Si possono mangiare le uova crude?

risponde il nutrizionista

Nel tiramisù, nello zabaione, nella maionese, nella tartare, o bevute direttamente dal guscio… chi di noi non ha mai consumato un uovo crudo? Alcuni sportivi hanno anche l’abitudine di aggiungerne uno o due nello shake proteico!

Ma è sicuro consumare l’uovo crudo? Non ci sono rischi microbiologici? E la salmonella?

La salmonella è sotto controllo
Nell’unione europea, è in vigore un efficace piano di controllo delle salmonellosi in tutta la filiera avicola, che prevede se necessario anche il ricorso alla vaccinazione delle ovaiole. Il rischio di salmonellosi è perciò estremamente basso.

Categoria A extra
Per quanto riguarda invece la carica microbica in generale? Le uova in commercio in Italia vengono assegnate a categorie diverse sulla base di parametri di freschezza e qualitativi, come la pulizia, la dimensione della camera d’aria, il colore dell’albume, eccetera. Tutte le uova destinate al consumo diretto devono essere almeno di categoria A. Fino al settimo giorno dall’imballaggio o al nono dalla deposizione, quelle che rispondono a particolari requisiti di freschezza sono classificate A extra, o extra fresche.

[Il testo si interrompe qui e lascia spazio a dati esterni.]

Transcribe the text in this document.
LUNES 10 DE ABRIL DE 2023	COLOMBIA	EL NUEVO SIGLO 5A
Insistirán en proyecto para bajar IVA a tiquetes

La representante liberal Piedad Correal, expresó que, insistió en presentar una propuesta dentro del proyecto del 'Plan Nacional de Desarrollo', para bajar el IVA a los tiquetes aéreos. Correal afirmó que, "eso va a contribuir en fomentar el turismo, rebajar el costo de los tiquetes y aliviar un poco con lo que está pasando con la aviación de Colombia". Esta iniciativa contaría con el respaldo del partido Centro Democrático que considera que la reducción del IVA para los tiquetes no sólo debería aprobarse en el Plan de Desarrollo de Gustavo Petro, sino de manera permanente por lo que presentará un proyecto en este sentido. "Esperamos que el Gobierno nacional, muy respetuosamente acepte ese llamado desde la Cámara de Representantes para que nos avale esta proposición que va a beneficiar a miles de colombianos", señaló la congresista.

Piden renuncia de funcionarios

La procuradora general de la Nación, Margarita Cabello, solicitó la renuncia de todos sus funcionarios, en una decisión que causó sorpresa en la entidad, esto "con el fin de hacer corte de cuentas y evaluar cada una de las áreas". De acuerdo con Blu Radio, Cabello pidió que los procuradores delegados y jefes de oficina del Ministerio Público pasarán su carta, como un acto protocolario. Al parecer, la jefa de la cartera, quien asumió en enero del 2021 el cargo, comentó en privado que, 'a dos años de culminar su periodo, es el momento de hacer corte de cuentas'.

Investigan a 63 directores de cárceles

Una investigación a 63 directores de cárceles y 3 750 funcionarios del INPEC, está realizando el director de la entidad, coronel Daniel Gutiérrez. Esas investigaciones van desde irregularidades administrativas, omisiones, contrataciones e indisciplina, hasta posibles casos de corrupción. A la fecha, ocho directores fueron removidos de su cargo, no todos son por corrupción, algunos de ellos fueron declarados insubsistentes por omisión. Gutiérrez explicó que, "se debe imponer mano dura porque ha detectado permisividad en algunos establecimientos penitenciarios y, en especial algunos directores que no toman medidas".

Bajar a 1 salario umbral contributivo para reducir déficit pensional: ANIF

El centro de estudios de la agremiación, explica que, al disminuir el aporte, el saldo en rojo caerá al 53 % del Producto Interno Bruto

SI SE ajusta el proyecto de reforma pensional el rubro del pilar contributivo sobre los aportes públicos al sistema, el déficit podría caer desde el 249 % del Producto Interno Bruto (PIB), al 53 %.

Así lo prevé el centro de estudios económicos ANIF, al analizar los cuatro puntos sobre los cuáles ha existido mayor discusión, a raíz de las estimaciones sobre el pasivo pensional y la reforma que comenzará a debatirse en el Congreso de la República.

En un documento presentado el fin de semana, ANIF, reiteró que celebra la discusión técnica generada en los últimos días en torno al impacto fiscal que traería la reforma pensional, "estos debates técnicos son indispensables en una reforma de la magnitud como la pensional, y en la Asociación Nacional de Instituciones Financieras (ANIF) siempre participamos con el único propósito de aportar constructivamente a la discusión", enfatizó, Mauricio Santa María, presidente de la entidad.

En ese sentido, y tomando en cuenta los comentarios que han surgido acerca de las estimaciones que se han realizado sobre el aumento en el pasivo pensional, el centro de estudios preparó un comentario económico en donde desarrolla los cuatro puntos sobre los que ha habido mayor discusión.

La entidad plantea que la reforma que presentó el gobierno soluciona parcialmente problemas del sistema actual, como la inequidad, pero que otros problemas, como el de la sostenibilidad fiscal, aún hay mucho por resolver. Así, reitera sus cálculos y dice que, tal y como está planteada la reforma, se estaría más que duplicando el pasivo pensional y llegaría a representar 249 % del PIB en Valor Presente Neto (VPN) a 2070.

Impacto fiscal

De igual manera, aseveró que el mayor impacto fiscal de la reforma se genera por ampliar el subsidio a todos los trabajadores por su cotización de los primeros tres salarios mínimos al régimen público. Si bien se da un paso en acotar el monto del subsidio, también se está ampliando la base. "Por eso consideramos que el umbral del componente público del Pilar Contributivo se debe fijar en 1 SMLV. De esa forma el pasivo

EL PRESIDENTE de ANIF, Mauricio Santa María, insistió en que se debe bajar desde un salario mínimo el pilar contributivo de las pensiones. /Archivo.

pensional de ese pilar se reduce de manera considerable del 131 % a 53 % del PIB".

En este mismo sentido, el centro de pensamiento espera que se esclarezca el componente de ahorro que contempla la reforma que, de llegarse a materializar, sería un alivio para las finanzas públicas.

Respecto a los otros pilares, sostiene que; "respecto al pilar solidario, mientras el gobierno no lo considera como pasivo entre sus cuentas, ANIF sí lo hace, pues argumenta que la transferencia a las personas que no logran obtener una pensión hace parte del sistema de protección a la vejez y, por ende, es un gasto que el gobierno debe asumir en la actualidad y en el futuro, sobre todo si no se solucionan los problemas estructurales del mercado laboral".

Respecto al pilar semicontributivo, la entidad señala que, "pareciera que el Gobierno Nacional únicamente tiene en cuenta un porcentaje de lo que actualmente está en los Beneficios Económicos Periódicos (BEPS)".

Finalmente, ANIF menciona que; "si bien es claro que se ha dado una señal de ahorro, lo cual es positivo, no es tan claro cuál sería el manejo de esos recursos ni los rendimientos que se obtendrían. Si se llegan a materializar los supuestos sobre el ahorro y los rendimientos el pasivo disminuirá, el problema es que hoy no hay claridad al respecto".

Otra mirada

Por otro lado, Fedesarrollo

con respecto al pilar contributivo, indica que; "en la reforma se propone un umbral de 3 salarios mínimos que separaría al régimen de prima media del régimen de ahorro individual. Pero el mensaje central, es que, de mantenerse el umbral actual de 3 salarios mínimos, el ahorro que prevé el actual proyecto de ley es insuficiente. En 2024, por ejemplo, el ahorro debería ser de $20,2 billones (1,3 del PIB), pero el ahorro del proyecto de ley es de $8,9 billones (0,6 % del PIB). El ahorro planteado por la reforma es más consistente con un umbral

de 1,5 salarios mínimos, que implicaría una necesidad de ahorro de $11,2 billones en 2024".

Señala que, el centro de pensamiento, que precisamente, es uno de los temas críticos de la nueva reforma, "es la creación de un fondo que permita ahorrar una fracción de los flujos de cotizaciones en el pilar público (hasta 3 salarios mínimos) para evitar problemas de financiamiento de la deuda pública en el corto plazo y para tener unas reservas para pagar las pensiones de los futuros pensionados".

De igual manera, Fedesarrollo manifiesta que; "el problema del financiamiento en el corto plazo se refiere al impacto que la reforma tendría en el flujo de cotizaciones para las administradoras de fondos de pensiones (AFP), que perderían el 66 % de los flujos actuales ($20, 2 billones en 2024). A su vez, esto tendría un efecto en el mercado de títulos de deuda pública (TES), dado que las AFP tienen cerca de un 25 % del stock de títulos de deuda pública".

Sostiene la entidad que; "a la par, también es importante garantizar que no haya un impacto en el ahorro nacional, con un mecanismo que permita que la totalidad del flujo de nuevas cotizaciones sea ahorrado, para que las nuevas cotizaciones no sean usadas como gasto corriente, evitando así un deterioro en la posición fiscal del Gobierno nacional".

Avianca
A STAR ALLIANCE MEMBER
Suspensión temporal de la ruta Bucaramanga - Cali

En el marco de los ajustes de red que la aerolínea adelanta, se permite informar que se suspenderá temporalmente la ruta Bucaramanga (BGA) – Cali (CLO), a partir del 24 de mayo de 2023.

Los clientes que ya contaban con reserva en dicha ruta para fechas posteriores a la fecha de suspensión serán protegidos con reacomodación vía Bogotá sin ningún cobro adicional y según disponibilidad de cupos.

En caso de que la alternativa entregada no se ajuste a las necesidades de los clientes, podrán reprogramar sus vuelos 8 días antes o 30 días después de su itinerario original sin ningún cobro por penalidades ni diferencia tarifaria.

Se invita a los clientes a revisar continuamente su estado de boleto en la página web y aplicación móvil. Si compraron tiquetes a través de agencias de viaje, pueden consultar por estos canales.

Queste sono le uova da scegliere per il consumo a crudo!

Conservare al fresco
Finché è chiuso nel guscio, l’interno uovo ha una carica microbica estremamente bassa grazie alla presenza di sostanze antimicrobiche. Invece una volta aperto e venuto in contatto con i microbi presenti sul guscio esterno e nell’ambiente, l’uovo diventa un terreno ideale per la crescita microbica. Per questa ragione, le preparazioni a base di uovo crudo come il tiramisù o lo zabaione, devono essere consumati in giornata, o comunque entro un paio di giorni purché la conservazione avvenga in frigorifero. Mai lasciare a temperatura ambiente prodotti contenenti uova crude per più di due ore, soprattutto se fa caldo! Crescita e proliferazione microbica sono assicurate.

Solo qualche volta
Non c’è alcun problema a consumare uova crude di tanto in tanto, ma non deve diventare un’abitudine. Non per problemi di sicurezza microbiologica, ma per tre ragioni nutrizionali:

  • proteine meno digeribili. Le proteine dell’albume sono meno digeribili nell’uovo crudo, perché la denaturazione causata dalla cottura le rende molto più accessibili all’attacco degli enzimi digestivi. Inoltre, alcune proteine nell’uovo crudo, come ovoualbumina e ovomucoide, hanno attività antitrpitica, cioè inibiscono gli enzimi che permettono la digestione delle proteine. Risultato, mangiando le uova crude la digestione e l’assorbimento delle proteine sono ridotti.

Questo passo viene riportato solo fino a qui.